One of my secrets to have a not too dry omelet is to add enough onion and not to allow the omelet to set too much.

If you do not care for too mucho onion you can lessen the quantity, or not add any, but this changes the flavor greatly.

Many think that to make the omelet wetter you just add more egg but this is not the case. The egg must set or it will just be raw. Also the more egg you add the longer the cooking time and this will jest make the omelet hard.

Follow my advice and you will see how deliciously it comes out. It is ideal for snacks in small portions, what is more it is a must for picnics.

INGREDIENTS FOR 4 SERVINGS

1 lb. of peeled potatoes.
½ lb peeled onions.
1 cup of oil
4 eggs.
1 tablespoon of salt.


Method of preparation

Slice the potatoes in thin slices.

Cut the onion into small pieces.

Put a large frying pan with the oil on the burner to heat. When the oil has heated add the potatoes, onion, and salt.

This will fry for about 30 minutes, the first 10 over a medium heat then reduce to low for the other 20 minutes. Move this from time to time with a spatula breaking up the potatoes and onion so that they are in small pieces.

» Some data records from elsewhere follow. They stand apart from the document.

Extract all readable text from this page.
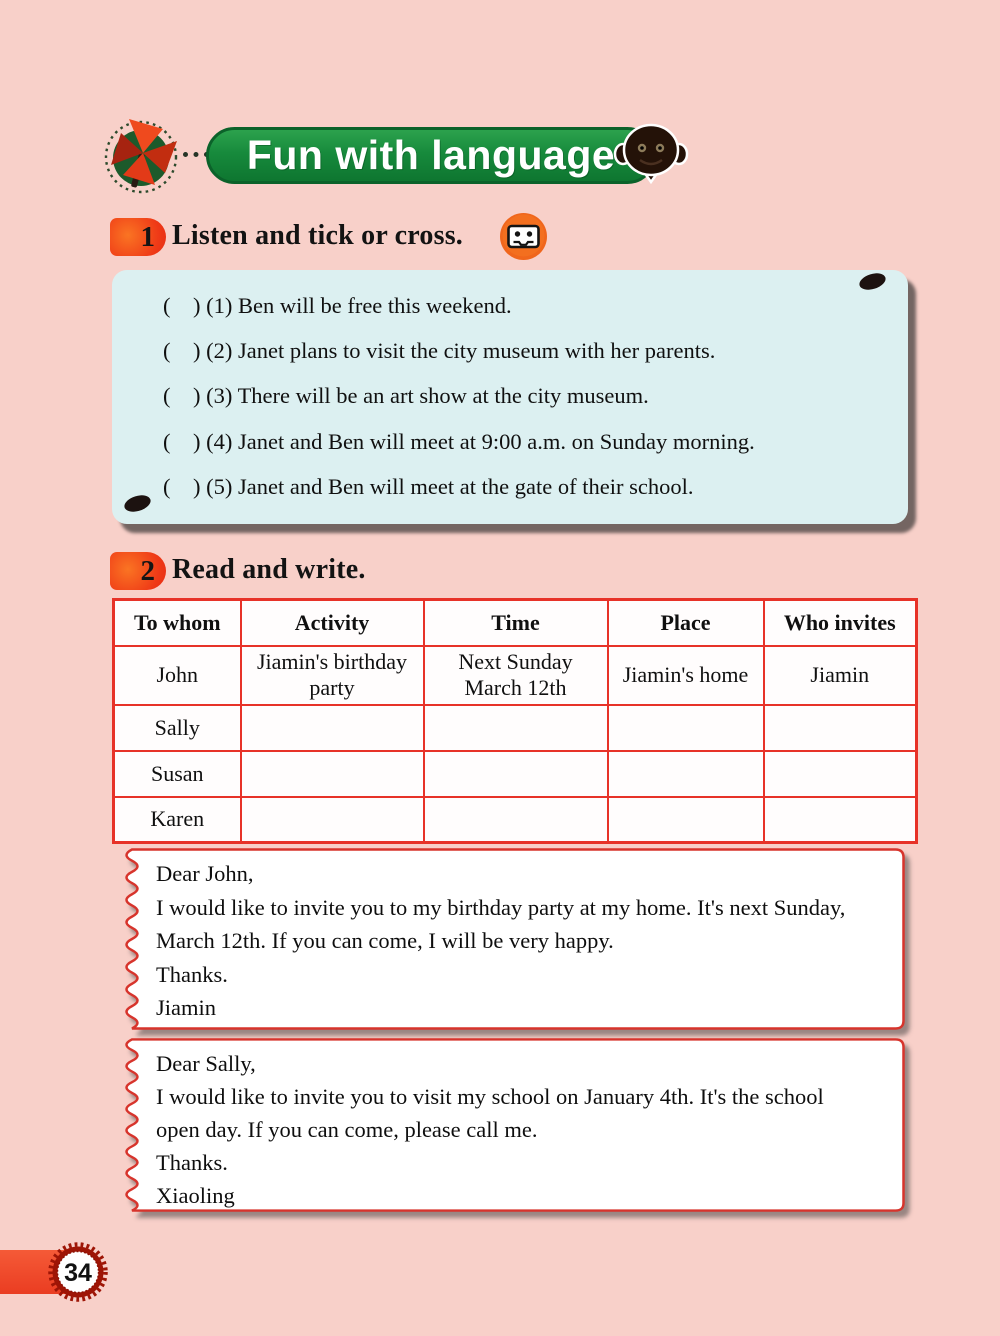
Fun with language
1 Listen and tick or cross.
(    ) (1) Ben will be free this weekend.
(    ) (2) Janet plans to visit the city museum with her parents.
(    ) (3) There will be an art show at the city museum.
(    ) (4) Janet and Ben will meet at 9:00 a.m. on Sunday morning.
(    ) (5) Janet and Ben will meet at the gate of their school.
2 Read and write.
To whom	Activity	Time	Place	Who invites
John	Jiamin's birthday party	Next Sunday March 12th	Jiamin's home	Jiamin
Sally				
Susan				
Karen				
Dear John,
I would like to invite you to my birthday party at my home. It's next Sunday,
March 12th. If you can come, I will be very happy.
Thanks.
Jiamin
Dear Sally,
I would like to invite you to visit my school on January 4th. It's the school
open day. If you can come, please call me.
Thanks.
Xiaoling
34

In a large bowl add the eggs and beat them well. When the potato is well cooked, ( they should not reach golden color) drain off the oil. This is easily done by tilting the frying pan and moving the potatoes to the higher end. Take out the potatoes with a slotted spoon and add them to the egg.

Mix everything well.

Using a frying pan of about nine inch diameter add two tablespoons of oil. When this has heated add the egg potato mixture.

This will cook at a medium heat for a minute and a half. Cover the frying pan with a plat placed upside down. Carefully flip the whole omelet onto the plate then slide the omelet back into the frying pan so the other side will cook.

Let this side cook for another minute and a half. over medium heat.

Now you can slide the omelet onto the plate from which it will be served.